Last Updated on December 14, 2022 by Prepbytes ### Introduction

One of the most crucial data structures to learn while preparing for interviews is the linked list. In a coding interview, having a thorough understanding of Linked Lists might be a major benefit.

### Problem Statement

In this problem, we are given a binary tree, and we have to convert it to a doubly linked list.

### Problem Statement Understanding

Let’s try to understand the problem statement with the help of examples.

Let’s assume that the given binary tree is: • According to the problem statement, we need to convert this given binary tree to a doubly linked list.
• After converting the given tree to a doubly linked list, our doubly linked list will look like: Taking another example, if the given binary tree is: • Then, in this case, our doubly linked list will be: Now, I think from the above examples, the problem statement is clear. Let’s see how we can approach it.

Before moving to the approach section, try to think about how you can approach this problem.

• If stuck, no problem, we will thoroughly see how we can approach this problem in the next section.

Before moving on further, let’s see some helpful observations, which will help us to approach this problem.

Let’s name every node to check its relative position in the binary tree and doubly linked list. In the binary tree, we can observe that:

• The root node is A, which has B as its left child and C as its right child.
• B has D as its left child and E as its right child.
• C has F as its left child and G as its right child.

In the converted doubly linked list, we can observe that:

• Node B has D as its previous node, which was its left child in the binary tree, and E as its next node, which was its right child in the binary tree.
• Node C has F as its previous node, which was its left child in the binary tree, and G as its next node, which was its right child in the binary tree.

So, from the above observations, you might think that we can just make the previous pointer of a node point to its left child and the next pointer point to its right child.

• Yes, that is partially true because, as you can see the node A has B as its left child, but its previous pointer is pointing to E in the doubly linked list.

Another observation here is that all the nodes in the left subtree rooted at a node lie on the left side of the node in the list. Similarly, all the nodes in the right subtree rooted at a node lie on the right side of the node in the list.

• We can achieve this using inorder traversal of the tree.

Inorder order traversal: In inorder traversal, we first visit the left subtree, then the root, and then right subtree: If we do the inorder traversal of the given above given tree, we will get:
7 2 8 0 9 3 10

On careful observation, you can see, the values are in the same order as in our output list.
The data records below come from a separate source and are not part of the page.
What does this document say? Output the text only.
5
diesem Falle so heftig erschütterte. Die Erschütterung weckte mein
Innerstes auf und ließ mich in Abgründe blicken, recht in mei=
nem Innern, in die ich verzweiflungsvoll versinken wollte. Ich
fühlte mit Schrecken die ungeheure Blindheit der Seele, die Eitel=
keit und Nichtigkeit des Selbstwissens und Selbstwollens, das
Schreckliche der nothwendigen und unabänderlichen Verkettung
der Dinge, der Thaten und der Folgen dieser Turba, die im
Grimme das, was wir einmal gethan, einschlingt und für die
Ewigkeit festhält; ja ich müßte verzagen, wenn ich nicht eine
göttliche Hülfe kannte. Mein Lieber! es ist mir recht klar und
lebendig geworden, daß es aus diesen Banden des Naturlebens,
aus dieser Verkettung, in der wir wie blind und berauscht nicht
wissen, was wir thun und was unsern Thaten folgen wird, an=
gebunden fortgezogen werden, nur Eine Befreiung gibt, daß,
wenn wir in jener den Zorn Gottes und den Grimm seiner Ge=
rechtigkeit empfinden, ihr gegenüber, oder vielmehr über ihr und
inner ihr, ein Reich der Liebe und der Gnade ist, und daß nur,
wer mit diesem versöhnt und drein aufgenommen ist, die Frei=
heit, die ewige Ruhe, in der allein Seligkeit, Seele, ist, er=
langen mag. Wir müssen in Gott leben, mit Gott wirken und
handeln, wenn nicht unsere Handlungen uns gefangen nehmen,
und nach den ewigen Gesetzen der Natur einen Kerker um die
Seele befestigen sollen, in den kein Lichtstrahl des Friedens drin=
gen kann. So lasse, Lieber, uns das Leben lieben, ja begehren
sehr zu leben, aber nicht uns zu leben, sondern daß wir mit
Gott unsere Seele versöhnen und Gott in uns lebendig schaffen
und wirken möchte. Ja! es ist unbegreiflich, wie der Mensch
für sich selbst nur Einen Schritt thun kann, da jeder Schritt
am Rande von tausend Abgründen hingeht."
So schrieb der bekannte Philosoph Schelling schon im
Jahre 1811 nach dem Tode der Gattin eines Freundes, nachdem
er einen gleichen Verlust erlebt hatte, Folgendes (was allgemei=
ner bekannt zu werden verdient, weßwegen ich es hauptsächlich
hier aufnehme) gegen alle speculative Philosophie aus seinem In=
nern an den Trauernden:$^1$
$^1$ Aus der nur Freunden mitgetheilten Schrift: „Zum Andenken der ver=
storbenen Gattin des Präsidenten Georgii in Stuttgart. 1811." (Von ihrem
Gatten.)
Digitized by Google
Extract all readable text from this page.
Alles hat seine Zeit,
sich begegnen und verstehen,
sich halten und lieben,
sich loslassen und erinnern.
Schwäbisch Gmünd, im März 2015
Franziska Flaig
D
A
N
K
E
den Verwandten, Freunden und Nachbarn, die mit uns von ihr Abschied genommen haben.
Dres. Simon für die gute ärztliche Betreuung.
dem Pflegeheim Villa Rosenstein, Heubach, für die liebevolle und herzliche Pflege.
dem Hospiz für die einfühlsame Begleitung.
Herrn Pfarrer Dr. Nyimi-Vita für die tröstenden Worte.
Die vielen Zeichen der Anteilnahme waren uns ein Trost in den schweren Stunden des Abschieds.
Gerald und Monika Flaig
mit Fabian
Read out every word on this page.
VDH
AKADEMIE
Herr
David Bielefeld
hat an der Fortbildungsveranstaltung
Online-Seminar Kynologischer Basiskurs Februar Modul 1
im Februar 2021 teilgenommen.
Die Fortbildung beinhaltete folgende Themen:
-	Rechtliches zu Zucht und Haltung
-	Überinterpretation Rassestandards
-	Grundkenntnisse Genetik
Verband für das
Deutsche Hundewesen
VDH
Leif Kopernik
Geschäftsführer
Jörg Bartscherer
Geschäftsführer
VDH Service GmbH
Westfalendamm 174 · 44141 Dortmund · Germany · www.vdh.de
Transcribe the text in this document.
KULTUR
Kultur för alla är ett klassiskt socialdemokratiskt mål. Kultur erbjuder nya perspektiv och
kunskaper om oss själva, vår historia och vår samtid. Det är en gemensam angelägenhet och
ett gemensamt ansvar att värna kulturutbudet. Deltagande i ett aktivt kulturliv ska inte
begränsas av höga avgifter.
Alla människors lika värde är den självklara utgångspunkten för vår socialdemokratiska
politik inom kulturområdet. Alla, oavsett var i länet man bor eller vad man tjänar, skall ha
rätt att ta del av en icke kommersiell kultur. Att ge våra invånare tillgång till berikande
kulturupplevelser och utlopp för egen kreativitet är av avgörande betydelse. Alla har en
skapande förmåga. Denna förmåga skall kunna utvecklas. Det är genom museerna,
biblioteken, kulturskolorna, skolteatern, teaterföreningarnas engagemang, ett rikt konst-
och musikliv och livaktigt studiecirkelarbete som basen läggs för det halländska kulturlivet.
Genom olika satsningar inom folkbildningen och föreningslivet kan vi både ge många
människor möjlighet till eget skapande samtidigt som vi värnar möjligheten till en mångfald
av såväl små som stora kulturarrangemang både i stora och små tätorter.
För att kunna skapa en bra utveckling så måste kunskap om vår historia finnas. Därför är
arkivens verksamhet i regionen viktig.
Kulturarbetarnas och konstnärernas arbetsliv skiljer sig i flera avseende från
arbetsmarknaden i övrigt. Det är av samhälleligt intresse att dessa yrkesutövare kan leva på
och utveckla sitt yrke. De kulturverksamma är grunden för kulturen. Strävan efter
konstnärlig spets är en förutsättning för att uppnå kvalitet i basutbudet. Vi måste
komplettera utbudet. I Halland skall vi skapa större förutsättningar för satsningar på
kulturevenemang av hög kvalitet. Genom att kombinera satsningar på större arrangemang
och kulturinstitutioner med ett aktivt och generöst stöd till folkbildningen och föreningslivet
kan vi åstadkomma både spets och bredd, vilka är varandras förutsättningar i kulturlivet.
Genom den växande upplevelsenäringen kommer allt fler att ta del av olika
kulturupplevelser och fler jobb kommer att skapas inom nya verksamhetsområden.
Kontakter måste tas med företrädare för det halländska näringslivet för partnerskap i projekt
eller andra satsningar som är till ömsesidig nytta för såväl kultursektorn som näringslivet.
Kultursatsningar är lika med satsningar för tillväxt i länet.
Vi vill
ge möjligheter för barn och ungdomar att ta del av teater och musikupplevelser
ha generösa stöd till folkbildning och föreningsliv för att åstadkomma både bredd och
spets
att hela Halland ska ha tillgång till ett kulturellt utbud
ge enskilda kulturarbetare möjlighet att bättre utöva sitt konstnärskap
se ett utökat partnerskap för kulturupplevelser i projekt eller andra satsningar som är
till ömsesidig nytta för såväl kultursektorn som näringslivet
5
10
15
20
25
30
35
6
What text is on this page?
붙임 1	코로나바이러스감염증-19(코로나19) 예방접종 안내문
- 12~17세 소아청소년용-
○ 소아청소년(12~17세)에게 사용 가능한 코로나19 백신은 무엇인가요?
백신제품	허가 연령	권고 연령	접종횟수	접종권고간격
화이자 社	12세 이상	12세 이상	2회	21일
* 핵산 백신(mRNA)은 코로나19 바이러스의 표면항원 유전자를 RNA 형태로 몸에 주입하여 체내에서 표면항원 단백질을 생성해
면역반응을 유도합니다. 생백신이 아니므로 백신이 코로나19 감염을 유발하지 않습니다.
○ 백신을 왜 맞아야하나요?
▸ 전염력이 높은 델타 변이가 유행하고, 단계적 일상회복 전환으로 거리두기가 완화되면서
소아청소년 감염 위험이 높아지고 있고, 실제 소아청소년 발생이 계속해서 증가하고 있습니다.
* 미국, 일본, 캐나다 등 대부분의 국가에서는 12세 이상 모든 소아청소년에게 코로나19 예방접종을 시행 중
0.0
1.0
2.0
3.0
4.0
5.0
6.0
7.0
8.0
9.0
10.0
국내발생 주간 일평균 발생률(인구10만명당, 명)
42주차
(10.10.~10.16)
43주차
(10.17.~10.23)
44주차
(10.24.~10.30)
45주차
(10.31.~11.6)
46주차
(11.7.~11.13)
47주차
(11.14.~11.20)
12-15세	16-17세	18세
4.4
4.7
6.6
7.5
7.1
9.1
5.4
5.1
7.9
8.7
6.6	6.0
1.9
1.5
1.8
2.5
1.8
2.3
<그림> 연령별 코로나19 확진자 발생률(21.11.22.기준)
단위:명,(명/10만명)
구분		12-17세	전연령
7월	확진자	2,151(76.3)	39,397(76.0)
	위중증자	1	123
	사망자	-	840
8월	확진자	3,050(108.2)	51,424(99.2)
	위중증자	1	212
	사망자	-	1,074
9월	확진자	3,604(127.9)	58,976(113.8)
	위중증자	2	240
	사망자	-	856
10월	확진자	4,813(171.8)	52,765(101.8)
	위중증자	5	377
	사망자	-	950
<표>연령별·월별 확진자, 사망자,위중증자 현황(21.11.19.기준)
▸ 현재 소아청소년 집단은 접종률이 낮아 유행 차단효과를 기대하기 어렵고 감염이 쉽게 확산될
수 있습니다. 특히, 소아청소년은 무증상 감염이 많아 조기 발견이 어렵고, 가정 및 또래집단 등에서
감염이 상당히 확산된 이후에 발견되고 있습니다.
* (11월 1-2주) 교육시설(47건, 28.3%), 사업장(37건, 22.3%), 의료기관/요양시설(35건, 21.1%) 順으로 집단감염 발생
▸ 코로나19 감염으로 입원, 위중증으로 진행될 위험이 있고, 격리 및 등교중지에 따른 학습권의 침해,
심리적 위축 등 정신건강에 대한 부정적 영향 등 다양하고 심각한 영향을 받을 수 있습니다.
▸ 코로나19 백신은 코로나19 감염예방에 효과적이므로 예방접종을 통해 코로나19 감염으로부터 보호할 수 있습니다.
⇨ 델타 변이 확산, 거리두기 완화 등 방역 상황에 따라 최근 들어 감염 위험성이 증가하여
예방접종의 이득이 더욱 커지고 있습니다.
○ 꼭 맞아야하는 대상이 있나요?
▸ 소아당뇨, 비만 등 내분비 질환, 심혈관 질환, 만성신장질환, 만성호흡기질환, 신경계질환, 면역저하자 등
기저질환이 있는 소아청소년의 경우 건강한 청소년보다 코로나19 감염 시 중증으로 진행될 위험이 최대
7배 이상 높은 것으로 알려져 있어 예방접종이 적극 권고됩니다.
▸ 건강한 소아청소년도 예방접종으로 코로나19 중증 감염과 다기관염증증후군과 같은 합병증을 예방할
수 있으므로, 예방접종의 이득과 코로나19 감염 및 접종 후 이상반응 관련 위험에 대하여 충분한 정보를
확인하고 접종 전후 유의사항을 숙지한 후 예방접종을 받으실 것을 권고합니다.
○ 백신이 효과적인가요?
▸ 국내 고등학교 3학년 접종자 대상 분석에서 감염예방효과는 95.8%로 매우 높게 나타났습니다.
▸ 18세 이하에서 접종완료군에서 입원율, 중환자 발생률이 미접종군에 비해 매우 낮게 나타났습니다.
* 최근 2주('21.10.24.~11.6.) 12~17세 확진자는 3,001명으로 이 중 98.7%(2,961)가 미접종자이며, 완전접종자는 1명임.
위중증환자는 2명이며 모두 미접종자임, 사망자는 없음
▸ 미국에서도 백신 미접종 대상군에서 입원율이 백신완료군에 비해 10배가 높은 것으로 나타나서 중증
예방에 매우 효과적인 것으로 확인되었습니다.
So, the key takeaways are:

• The left child can only be replaced with the previous node and the right child with the next node.
• The nodes of the doubly linked list should follow the same order as the inorder traversal of the tree.

### Approach

• From the above observations, it is clear that the list will have nodes in the same order as the inorder traversal of the tree. So, we first convert the left subtree to a doubly linked list and append the resultant list to the final list and then append the root node to the final list and then convert the right subtree to a doubly linked list and append the resultant list to the final list.
• Now the question arises, how do we convert the left subtree or the right subtree to a doubly linked list. And the answer is recursion.
• A subtree follows all the properties of the parent tree. So this problem is similar to the original problem. We treat the left child of the root as the new root and convert the subtree rooted at the left child (left child of the left child of the original root) of the new root (left child of the original root) and then convert the new root and then the subtree rooted at the right child of the new root.
• We perform this operation recursively until the problem becomes trivial to solve. By trivial problem, I mean converting a binary tree that has at most three nodes, a root, left child, and right child. This problem can be solved easily as we just first append the left child to the list, then the root, and then the right child.
• To append a node to the list, we just need to make the next pointer of the head node point to the node, and make the previous pointer of this node point to the head.

### Algorithm

To convert the given binary tree to a doubly linked list, we need to do an inorder traversal of the binary tree.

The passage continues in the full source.